C’est à ce moment, et dans ce climat, qu’Hypatie sera soupçonnée d’influencer Oreste, et prise pour cible par les moines fanatisés, puis sauvagement assassinée. Le parti de Cyrille devait redouter que l’aura intellectuelle et morale d’Hypatie, du fait des excellentes relations qu’elle entretenait avec Oreste, ne finisse par faire pencher l’empereur du côté du préfet, même s’il semble aujourd’hui difficile de prouver l’intervention directe de Cyrille dans cette affaire.

 

  

Extrait de l’’Histoire ecclésiastique de l'historien chrétien Socrate le scolastique (vers 440) :

 

« Il y avait dans Alexandrie une femme nommée Hypatie, fille du Philosophe Théon, qui avait fait un si grand progrès dans les sciences qu'elle surpassait tous les Philosophes de son temps, et enseignait, dans l'école de Platon et de Plotin,  un nombre presque infini de personnes, qui accouraient en foule pour l'écouter. La réputation que sa capacité lui avait acquise lui donnait la liberté de paraître souvent devant les Juges, ce qu'elle faisait toujours, sans perdre la pudeur, ni la modestie, qui lui attiraient le respect de tout le monde. Sa vertu, tout élevée qu'elle était, ne se trouva pas au-dessus de l'envie. Mais parce qu'elle avait amitié particulière avec Oreste, elle fut accusée d'empêcher qu'il ne se réconciliât avec Cyrille. Quelques personnes transportées d'un zèle trop ardent, qui avaient pour chef un Lecteur nommé Pierre, l'attendirent un jour dans les rues, et l'ayant tirée de sa chaise, la menèrent à l’église nommée Césaréon, la dépouillèrent, et la tuèrent à coups de pots cassés. Après cela ils hachèrent son corps en pièces, et les brûlèrent dans un lieu appelé Cinaron. Une exécution aussi inhumaine que celle-là couvrit d'infamie non seulement Cyrille, mais toute l'Église d'Alexandrie, étant certain qu'il n'y a rien si éloigné de l'esprit du Christianisme que le meurtre et les combats. Cela arriva au mois de mars durant le carême, en la quatrième année du Pontificat de Cyrille, sous le dixième Consulat d'Honorius, et le sixième de Théodose. »

 

 

 

 


 

 

 

Hypatie en poésie

Leconte de l’Isle

Hypatie

Poèmes antiques

 

 

 

Au déclin des grandeurs qui dominent la terre,

Quand les cultes divins, sous les siècles ployés,

Reprenant de l’oubli le sentier solitaire,

Regardent s’écrouler leurs autels foudroyés ;

 

Quand du chêne d’Hellas la feuille vagabonde

Des parvis désertés efface le chemin,

Et qu’au-delà des mers, où l’ombre épaisse abonde,

Vers un jeune soleil flotte l’esprit humain ;

 

Toujours des Dieux vaincus embrassant la fortune,

Un grand cœur les défend du sort injurieux :

L’aube des jours nouveaux le blesse et l’importune,

Il suit à l’horizon l’astre de ses aïeux.

 

Pour un destin meilleur qu’un autre siècle naisse

Et d’un monde épuisé s’éloigne sans remords :

Fidèle au songe heureux où fleurit sa jeunesse,

Il entend tressaillir la poussière des morts.

 

Les Sages, les héros se lèvent pleins de vie !

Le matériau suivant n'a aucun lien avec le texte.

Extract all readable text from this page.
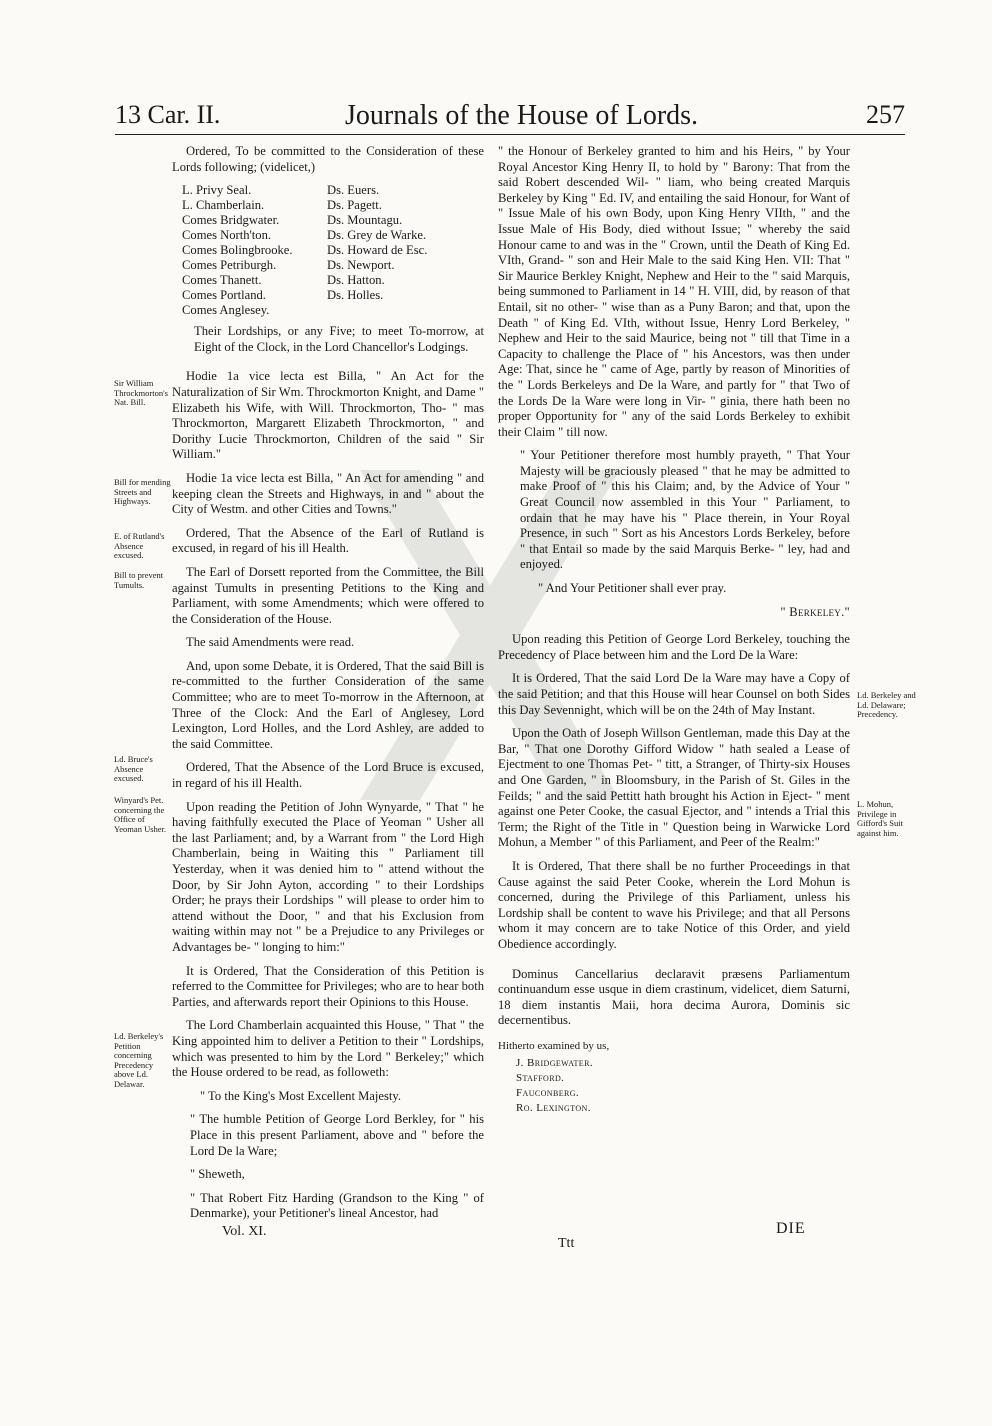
13 Car. II.	Journals of the House of Lords.	257
Sir William Throckmorton's Nat. Bill.
Bill for mending Streets and Highways.
E. of Rutland's Absence excused.
Bill to prevent Tumults.
Ld. Bruce's Absence excused.
Winyard's Pet. concerning the Office of Yeoman Usher.
Ld. Berkeley's Petition concerning Precedency above Ld. Delawar.
Ld. Berkeley and Ld. Delaware; Precedency.
L. Mohun, Privilege in Gifford's Suit against him.

Ordered, To be committed to the Consideration of these Lords following; (videlicet,)

L. Privy Seal.
L. Chamberlain.
Comes Bridgwater.
Comes North'ton.
Comes Bolingbrooke.
Comes Petriburgh.
Comes Thanett.
Comes Portland.
Comes Anglesey.
Ds. Euers.
Ds. Pagett.
Ds. Mountagu.
Ds. Grey de Warke.
Ds. Howard de Esc.
Ds. Newport.
Ds. Hatton.
Ds. Holles.

Their Lordships, or any Five; to meet To-morrow, at Eight of the Clock, in the Lord Chancellor's Lodgings.

Hodie 1a vice lecta est Billa, " An Act for the Naturalization of Sir Wm. Throckmorton Knight, and Dame " Elizabeth his Wife, with Will. Throckmorton, Tho- " mas Throckmorton, Margarett Elizabeth Throckmorton, " and Dorithy Lucie Throckmorton, Children of the said " Sir William."

Hodie 1a vice lecta est Billa, " An Act for amending " and keeping clean the Streets and Highways, in and " about the City of Westm. and other Cities and Towns."

Ordered, That the Absence of the Earl of Rutland is excused, in regard of his ill Health.

The Earl of Dorsett reported from the Committee, the Bill against Tumults in presenting Petitions to the King and Parliament, with some Amendments; which were offered to the Consideration of the House.

The said Amendments were read.

And, upon some Debate, it is Ordered, That the said Bill is re-committed to the further Consideration of the same Committee; who are to meet To-morrow in the Afternoon, at Three of the Clock: And the Earl of Anglesey, Lord Lexington, Lord Holles, and the Lord Ashley, are added to the said Committee.

Ordered, That the Absence of the Lord Bruce is excused, in regard of his ill Health.

Upon reading the Petition of John Wynyarde, " That " he having faithfully executed the Place of Yeoman " Usher all the last Parliament; and, by a Warrant from " the Lord High Chamberlain, being in Waiting this " Parliament till Yesterday, when it was denied him to " attend without the Door, by Sir John Ayton, according " to their Lordships Order; he prays their Lordships " will please to order him to attend without the Door, " and that his Exclusion from waiting within may not " be a Prejudice to any Privileges or Advantages be- " longing to him:"

It is Ordered, That the Consideration of this Petition is referred to the Committee for Privileges; who are to hear both Parties, and afterwards report their Opinions to this House.

The Lord Chamberlain acquainted this House, " That " the King appointed him to deliver a Petition to their " Lordships, which was presented to him by the Lord " Berkeley;" which the House ordered to be read, as followeth:

" To the King's Most Excellent Majesty.

" The humble Petition of George Lord Berkley, for " his Place in this present Parliament, above and " before the Lord De la Ware;

" Sheweth,

" That Robert Fitz Harding (Grandson to the King " of Denmarke), your Petitioner's lineal Ancestor, had

" the Honour of Berkeley granted to him and his Heirs, " by Your Royal Ancestor King Henry II, to hold by " Barony: That from the said Robert descended Wil- " liam, who being created Marquis Berkeley by King " Ed. IV, and entailing the said Honour, for Want of " Issue Male of his own Body, upon King Henry VIIth, " and the Issue Male of His Body, died without Issue; " whereby the said Honour came to and was in the " Crown, until the Death of King Ed. VIth, Grand- " son and Heir Male to the said King Hen. VII: That " Sir Maurice Berkley Knight, Nephew and Heir to the " said Marquis, being summoned to Parliament in 14 " H. VIII, did, by reason of that Entail, sit no other- " wise than as a Puny Baron; and that, upon the Death " of King Ed. VIth, without Issue, Henry Lord Berkeley, " Nephew and Heir to the said Maurice, being not " till that Time in a Capacity to challenge the Place of " his Ancestors, was then under Age: That, since he " came of Age, partly by reason of Minorities of the " Lords Berkeleys and De la Ware, and partly for " that Two of the Lords De la Ware were long in Vir- " ginia, there hath been no proper Opportunity for " any of the said Lords Berkeley to exhibit their Claim " till now.

" Your Petitioner therefore most humbly prayeth, " That Your Majesty will be graciously pleased " that he may be admitted to make Proof of " this his Claim; and, by the Advice of Your " Great Council now assembled in this Your " Parliament, to ordain that he may have his " Place therein, in Your Royal Presence, in such " Sort as his Ancestors Lords Berkeley, before " that Entail so made by the said Marquis Berke- " ley, had and enjoyed.

" And Your Petitioner shall ever pray.

" Berkeley."

Upon reading this Petition of George Lord Berkeley, touching the Precedency of Place between him and the Lord De la Ware:

It is Ordered, That the said Lord De la Ware may have a Copy of the said Petition; and that this House will hear Counsel on both Sides this Day Sevennight, which will be on the 24th of May Instant.

Upon the Oath of Joseph Willson Gentleman, made this Day at the Bar, " That one Dorothy Gifford Widow " hath sealed a Lease of Ejectment to one Thomas Pet- " titt, a Stranger, of Thirty-six Houses and One Garden, " in Bloomsbury, in the Parish of St. Giles in the Feilds; " and the said Pettitt hath brought his Action in Eject- " ment against one Peter Cooke, the casual Ejector, and " intends a Trial this Term; the Right of the Title in " Question being in Warwicke Lord Mohun, a Member " of this Parliament, and Peer of the Realm:"

It is Ordered, That there shall be no further Proceedings in that Cause against the said Peter Cooke, wherein the Lord Mohun is concerned, during the Privilege of this Parliament, unless his Lordship shall be content to wave his Privilege; and that all Persons whom it may concern are to take Notice of this Order, and yield Obedience accordingly.

Dominus Cancellarius declaravit præsens Parliamentum continuandum esse usque in diem crastinum, videlicet, diem Saturni, 18 diem instantis Maii, hora decima Aurora, Dominis sic decernentibus.

Hitherto examined by us,
J. Bridgewater.
Stafford.
Fauconberg.
Ro. Lexington.
Vol. XI.
Ttt
DIE
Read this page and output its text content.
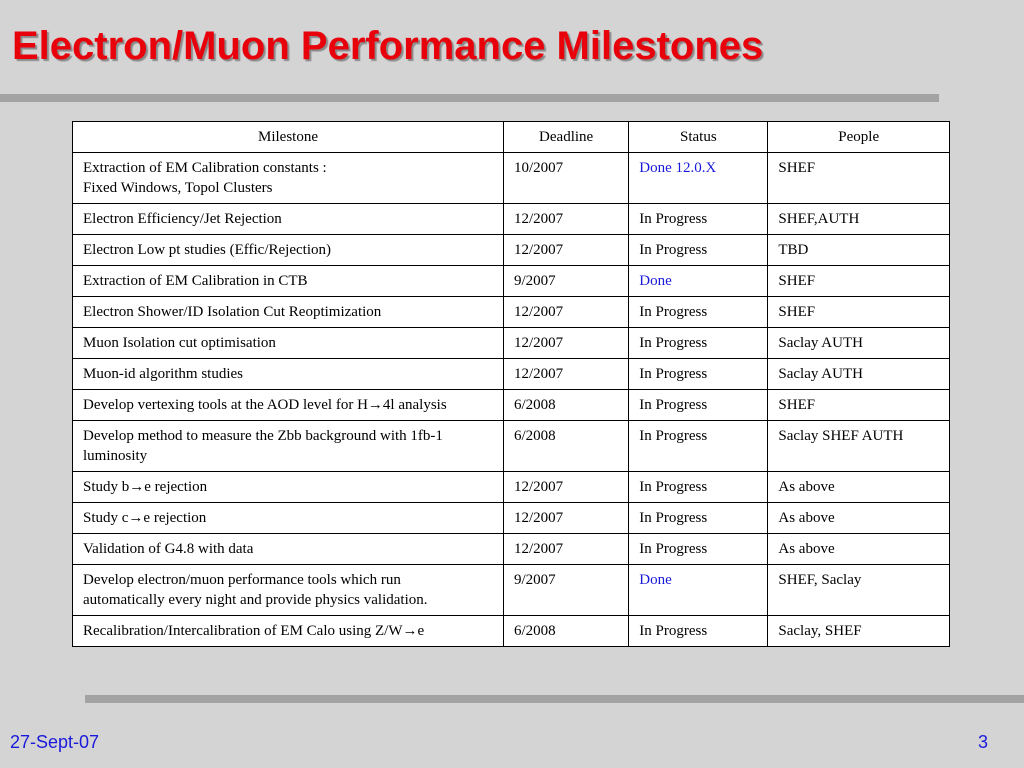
Electron/Muon Performance Milestones
Milestone	Deadline	Status	People

Extraction of EM Calibration constants :
Fixed Windows, Topol Clusters	10/2007	Done 12.0.X	SHEF

Electron Efficiency/Jet Rejection	12/2007	In Progress	SHEF,AUTH

Electron Low pt studies (Effic/Rejection)	12/2007	In Progress	TBD

Extraction of EM Calibration in CTB	9/2007	Done	SHEF

Electron Shower/ID Isolation Cut Reoptimization	12/2007	In Progress	SHEF

Muon Isolation cut optimisation	12/2007	In Progress	Saclay AUTH

Muon-id algorithm studies	12/2007	In Progress	Saclay AUTH

Develop vertexing tools at the AOD level for H→4l analysis	6/2008	In Progress	SHEF

Develop method to measure the Zbb background with 1fb-1
luminosity	6/2008	In Progress	Saclay SHEF AUTH

Study b→e rejection	12/2007	In Progress	As above

Study c→e rejection	12/2007	In Progress	As above

Validation of G4.8 with data	12/2007	In Progress	As above

Develop electron/muon performance tools which run
automatically every night and provide physics validation.	9/2007	Done	SHEF, Saclay

Recalibration/Intercalibration of EM Calo using Z/W→e	6/2008	In Progress	Saclay, SHEF
27-Sept-07	3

Les poètes en chœur murmurent leurs beaux noms ;

Et l’Olympe idéal, qu’un chant sacré convie

Sur l’ivoire s’assied dans les blancs Parthénons.

 

 Ô vierge, qui, d’un pan de ta robe pieuse,

Couvris la tombe auguste où s’endormaient tes Dieux,

De leur culte éclipsé prêtresse harmonieuse,

Chaste et dernier rayon détaché de leurs cieux !

 

Je t’aime et te salue, ô vierge magnanime !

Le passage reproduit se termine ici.